CarbonData Timeseries DataMap

Timeseries DataMap Introduction (Alpha Feature)

Timeseries DataMap is a pre-aggregate table implementation based on 'pre-aggregate' DataMap. Difference is that Timeseries DataMap has built-in understanding of time hierarchy and levels: year, month, day, hour, minute, so that it supports automatic roll-up in time dimension for query.

CAUTION: Current version of CarbonData does not support roll-up.It will be implemented in future versions.

The data loading, querying, compaction command and its behavior is the same as preaggregate DataMap. Please refer to Pre-aggregate DataMap for more information.

To use this datamap, user can create multiple timeseries datamap on the main table which has a event_time column, one datamap for one time granularity.
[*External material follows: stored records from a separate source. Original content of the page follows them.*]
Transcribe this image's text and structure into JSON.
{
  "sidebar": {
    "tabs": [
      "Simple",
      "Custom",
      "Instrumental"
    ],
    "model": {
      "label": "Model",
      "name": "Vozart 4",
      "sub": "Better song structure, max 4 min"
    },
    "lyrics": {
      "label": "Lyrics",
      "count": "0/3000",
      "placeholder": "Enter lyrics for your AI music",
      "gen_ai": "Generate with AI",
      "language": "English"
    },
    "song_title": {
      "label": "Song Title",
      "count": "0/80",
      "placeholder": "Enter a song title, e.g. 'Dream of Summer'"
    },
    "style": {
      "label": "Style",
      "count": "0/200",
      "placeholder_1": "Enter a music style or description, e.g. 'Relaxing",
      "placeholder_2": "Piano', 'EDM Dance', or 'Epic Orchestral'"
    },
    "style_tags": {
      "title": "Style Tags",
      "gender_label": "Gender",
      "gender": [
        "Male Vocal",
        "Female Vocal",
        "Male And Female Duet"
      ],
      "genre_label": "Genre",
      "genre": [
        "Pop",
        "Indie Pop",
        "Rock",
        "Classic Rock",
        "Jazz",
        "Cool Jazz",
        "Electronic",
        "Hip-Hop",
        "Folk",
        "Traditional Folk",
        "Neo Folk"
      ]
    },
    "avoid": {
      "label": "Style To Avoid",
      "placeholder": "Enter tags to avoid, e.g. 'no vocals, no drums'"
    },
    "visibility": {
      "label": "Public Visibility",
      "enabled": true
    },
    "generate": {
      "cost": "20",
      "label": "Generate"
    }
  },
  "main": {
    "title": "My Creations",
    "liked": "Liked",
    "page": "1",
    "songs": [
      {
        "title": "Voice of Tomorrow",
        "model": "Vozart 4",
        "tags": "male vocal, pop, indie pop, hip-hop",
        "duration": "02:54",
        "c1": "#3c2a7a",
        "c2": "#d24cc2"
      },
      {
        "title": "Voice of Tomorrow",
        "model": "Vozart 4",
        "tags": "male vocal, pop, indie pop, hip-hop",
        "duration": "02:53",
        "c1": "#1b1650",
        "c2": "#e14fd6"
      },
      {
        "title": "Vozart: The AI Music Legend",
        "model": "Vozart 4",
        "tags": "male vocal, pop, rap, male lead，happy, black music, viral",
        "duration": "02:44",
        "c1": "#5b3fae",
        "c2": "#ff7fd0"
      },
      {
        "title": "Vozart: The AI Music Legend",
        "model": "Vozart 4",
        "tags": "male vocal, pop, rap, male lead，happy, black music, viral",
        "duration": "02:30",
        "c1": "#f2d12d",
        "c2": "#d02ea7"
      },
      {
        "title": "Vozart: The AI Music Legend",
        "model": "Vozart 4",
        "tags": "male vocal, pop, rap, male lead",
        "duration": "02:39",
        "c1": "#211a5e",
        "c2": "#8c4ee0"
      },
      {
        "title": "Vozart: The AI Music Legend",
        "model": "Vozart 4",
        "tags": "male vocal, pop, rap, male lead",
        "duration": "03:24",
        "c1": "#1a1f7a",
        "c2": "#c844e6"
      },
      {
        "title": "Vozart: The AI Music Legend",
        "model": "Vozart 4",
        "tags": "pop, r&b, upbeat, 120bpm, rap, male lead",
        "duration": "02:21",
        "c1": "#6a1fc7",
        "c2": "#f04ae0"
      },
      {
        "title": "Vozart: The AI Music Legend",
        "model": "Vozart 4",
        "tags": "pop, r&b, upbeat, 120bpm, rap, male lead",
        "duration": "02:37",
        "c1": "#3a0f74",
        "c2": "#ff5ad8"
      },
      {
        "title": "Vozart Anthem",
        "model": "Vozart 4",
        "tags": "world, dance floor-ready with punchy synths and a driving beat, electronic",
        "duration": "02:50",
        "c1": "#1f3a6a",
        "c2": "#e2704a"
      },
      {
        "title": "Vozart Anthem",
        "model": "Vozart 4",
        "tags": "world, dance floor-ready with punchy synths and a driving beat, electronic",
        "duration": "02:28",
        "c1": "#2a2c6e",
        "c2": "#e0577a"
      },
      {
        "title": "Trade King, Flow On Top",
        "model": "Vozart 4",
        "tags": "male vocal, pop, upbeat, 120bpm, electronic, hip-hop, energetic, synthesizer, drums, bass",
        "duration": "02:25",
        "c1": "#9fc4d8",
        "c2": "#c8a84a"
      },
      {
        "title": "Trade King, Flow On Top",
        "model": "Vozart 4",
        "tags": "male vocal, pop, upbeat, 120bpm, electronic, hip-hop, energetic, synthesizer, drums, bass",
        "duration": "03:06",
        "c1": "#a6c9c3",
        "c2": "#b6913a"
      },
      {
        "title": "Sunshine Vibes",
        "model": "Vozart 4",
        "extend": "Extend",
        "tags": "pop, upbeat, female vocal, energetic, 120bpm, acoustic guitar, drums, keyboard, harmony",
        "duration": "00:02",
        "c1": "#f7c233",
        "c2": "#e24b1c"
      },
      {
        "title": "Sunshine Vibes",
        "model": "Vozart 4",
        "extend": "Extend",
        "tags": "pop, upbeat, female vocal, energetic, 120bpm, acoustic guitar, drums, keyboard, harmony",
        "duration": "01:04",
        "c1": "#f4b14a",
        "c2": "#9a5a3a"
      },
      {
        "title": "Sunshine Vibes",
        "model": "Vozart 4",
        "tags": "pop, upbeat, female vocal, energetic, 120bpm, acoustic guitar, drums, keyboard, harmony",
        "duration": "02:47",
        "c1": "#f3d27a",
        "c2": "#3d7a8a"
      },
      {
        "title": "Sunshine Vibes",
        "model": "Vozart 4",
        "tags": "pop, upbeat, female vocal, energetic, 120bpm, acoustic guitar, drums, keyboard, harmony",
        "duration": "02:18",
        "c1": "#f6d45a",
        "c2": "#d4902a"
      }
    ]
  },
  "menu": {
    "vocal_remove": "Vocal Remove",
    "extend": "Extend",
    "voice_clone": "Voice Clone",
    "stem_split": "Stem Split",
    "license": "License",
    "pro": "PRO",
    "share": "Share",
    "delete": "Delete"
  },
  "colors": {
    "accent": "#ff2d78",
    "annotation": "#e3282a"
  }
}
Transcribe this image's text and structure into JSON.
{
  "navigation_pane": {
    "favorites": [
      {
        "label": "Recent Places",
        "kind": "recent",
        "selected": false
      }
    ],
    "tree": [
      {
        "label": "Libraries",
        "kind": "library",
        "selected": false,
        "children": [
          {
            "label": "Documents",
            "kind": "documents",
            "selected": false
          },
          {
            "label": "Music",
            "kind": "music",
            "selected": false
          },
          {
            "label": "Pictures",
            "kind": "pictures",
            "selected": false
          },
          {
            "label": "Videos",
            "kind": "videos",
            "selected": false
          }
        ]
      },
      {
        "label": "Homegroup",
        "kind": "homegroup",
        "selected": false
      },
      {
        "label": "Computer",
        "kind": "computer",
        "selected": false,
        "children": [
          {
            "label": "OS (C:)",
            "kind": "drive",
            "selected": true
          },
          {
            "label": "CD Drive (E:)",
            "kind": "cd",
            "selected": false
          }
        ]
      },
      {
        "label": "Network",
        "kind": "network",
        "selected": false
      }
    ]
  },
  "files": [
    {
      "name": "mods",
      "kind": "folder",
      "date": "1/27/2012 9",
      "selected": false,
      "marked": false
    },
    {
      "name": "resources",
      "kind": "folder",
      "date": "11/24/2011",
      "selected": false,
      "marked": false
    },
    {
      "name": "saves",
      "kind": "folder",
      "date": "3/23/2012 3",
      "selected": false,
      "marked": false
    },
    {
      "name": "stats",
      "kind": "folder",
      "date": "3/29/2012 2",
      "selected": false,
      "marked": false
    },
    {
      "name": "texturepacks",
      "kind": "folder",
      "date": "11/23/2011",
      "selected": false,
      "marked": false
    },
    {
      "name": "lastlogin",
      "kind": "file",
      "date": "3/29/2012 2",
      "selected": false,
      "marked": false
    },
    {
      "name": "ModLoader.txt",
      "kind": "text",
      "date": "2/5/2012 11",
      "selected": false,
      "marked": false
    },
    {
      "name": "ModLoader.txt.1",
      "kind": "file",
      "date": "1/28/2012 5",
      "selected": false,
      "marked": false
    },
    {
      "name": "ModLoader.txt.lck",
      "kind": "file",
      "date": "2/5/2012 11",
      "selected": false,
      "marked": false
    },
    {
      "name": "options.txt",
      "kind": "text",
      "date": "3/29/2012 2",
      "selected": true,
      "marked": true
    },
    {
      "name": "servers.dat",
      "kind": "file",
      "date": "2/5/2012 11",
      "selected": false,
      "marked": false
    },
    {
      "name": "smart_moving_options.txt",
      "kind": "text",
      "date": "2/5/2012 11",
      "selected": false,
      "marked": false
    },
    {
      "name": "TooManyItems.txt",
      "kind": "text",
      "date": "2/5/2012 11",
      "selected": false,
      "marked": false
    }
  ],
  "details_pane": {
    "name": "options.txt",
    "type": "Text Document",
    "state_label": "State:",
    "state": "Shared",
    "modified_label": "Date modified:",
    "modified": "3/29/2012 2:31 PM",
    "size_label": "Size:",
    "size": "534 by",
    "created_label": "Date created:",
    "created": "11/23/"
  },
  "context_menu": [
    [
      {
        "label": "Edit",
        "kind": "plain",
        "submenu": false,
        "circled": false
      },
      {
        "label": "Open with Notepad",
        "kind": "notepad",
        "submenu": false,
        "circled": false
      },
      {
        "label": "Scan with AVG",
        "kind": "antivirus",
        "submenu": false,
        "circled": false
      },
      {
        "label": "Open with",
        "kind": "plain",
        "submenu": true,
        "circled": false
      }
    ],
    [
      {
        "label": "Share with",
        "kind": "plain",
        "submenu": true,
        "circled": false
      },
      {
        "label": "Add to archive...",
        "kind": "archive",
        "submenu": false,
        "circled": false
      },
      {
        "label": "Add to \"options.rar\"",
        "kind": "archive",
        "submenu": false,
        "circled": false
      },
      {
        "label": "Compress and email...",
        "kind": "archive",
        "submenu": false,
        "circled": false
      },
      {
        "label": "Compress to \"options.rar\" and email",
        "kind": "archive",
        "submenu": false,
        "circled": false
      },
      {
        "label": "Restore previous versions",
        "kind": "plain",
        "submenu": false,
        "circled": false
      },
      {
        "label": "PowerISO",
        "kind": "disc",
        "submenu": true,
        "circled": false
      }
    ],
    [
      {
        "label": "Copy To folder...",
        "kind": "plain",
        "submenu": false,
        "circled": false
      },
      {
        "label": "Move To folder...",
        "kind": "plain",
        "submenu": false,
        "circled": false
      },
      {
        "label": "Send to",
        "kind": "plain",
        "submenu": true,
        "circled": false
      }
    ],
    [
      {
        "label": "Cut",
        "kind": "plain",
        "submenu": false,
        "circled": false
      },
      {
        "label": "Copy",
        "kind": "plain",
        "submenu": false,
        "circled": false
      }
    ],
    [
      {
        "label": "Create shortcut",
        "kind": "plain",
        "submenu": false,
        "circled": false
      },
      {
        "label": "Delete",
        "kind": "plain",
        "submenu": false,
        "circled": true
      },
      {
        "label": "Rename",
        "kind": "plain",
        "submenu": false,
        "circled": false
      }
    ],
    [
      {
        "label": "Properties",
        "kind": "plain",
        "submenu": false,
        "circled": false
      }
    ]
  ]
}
For example, below statement effectively create multiple pre-aggregate tables on main table called timeseries

CREATE DATAMAP agg_year
ON TABLE sales
USING "timeseries"
DMPROPERTIES (
  'event_time'='order_time',
  'year_granularity'='1',
) AS
SELECT order_time, country, sex, sum(quantity), max(quantity), count(user_id), sum(price),
 avg(price) FROM sales GROUP BY order_time, country, sex
  
CREATE DATAMAP agg_month
ON TABLE sales
USING "timeseries"
DMPROPERTIES (
  'event_time'='order_time',
  'month_granularity'='1',
) AS
SELECT order_time, country, sex, sum(quantity), max(quantity), count(user_id), sum(price),
 avg(price) FROM sales GROUP BY order_time, country, sex
  
CREATE DATAMAP agg_day
ON TABLE sales
USING "timeseries"
DMPROPERTIES (
  'event_time'='order_time',
  'day_granularity'='1',
) AS
SELECT order_time, country, sex, sum(quantity), max(quantity), count(user_id), sum(price),
 avg(price) FROM sales GROUP BY order_time, country, sex
      
CREATE DATAMAP agg_sales_hour
ON TABLE sales
USING "timeseries"
DMPROPERTIES (
  'event_time'='order_time',
  'hour_granularity'='1',
) AS
SELECT order_time, country, sex, sum(quantity), max(quantity), count(user_id), sum(price),
 avg(price) FROM sales GROUP BY order_time, country, sex

CREATE DATAMAP agg_minute
ON TABLE sales
USING "timeseries"
DMPROPERTIES (
  'event_time'='order_time',
  'minute_granularity'='1',
) AS
SELECT order_time, country, sex, sum(quantity), max(quantity), count(user_id), sum(price),
 avg(price) FROM sales GROUP BY order_time, country, sex

For querying timeseries data, Carbondata has builtin support for following time related UDF

timeseries(timeseries column name, 'aggregation level')
SELECT timeseries(order_time, 'hour'), sum(quantity) FROM sales GROUP BY timeseries(order_time,
'hour')

It is not necessary to create pre-aggregate tables for each granularity unless required for query.

For Example: For main table sales , if following timeseries datamaps were created for day level and hour level pre-aggregate

  CREATE DATAMAP agg_day
  ON TABLE sales
  USING "timeseries"
  DMPROPERTIES (
    'event_time'='order_time',
    'day_granularity'='1',
  ) AS
  SELECT order_time, country, sex, sum(quantity), max(quantity), count(user_id), sum(price),
   avg(price) FROM sales GROUP BY order_time, country, sex
        
  CREATE DATAMAP agg_sales_hour
  ON TABLE sales
  USING "timeseries"
  DMPROPERTIES (
    'event_time'='order_time',
    'hour_granularity'='1',
  ) AS
  SELECT order_time, country, sex, sum(quantity), max(quantity), count(user_id), sum(price),
   avg(price) FROM sales GROUP BY order_time, country, sex

Queries like below will not be rolled-up and hit the main table

Select timeseries(order_time, 'month'), sum(quantity) from sales group by timeseries(order_time,
  'month')
  
Select timeseries(order_time, 'year'), sum(quantity) from sales group by timeseries(order_time,
  'year')

NOTE (RESTRICTION):

  • Only value of 1 is supported for hierarchy levels. Other hierarchy levels will be supported in the future CarbonData release.
  • timeseries datamap for the desired levels needs to be created one after the other
  • timeseries datamaps created for each level needs to be dropped separately

Compacting timeseries datamp

Refer to Compaction section in preaggregation datamap. Same applies to timeseries datamap.

Data Management on timeseries datamap

Refer to Data Management section in preaggregation datamap. Same applies to timeseries datamap.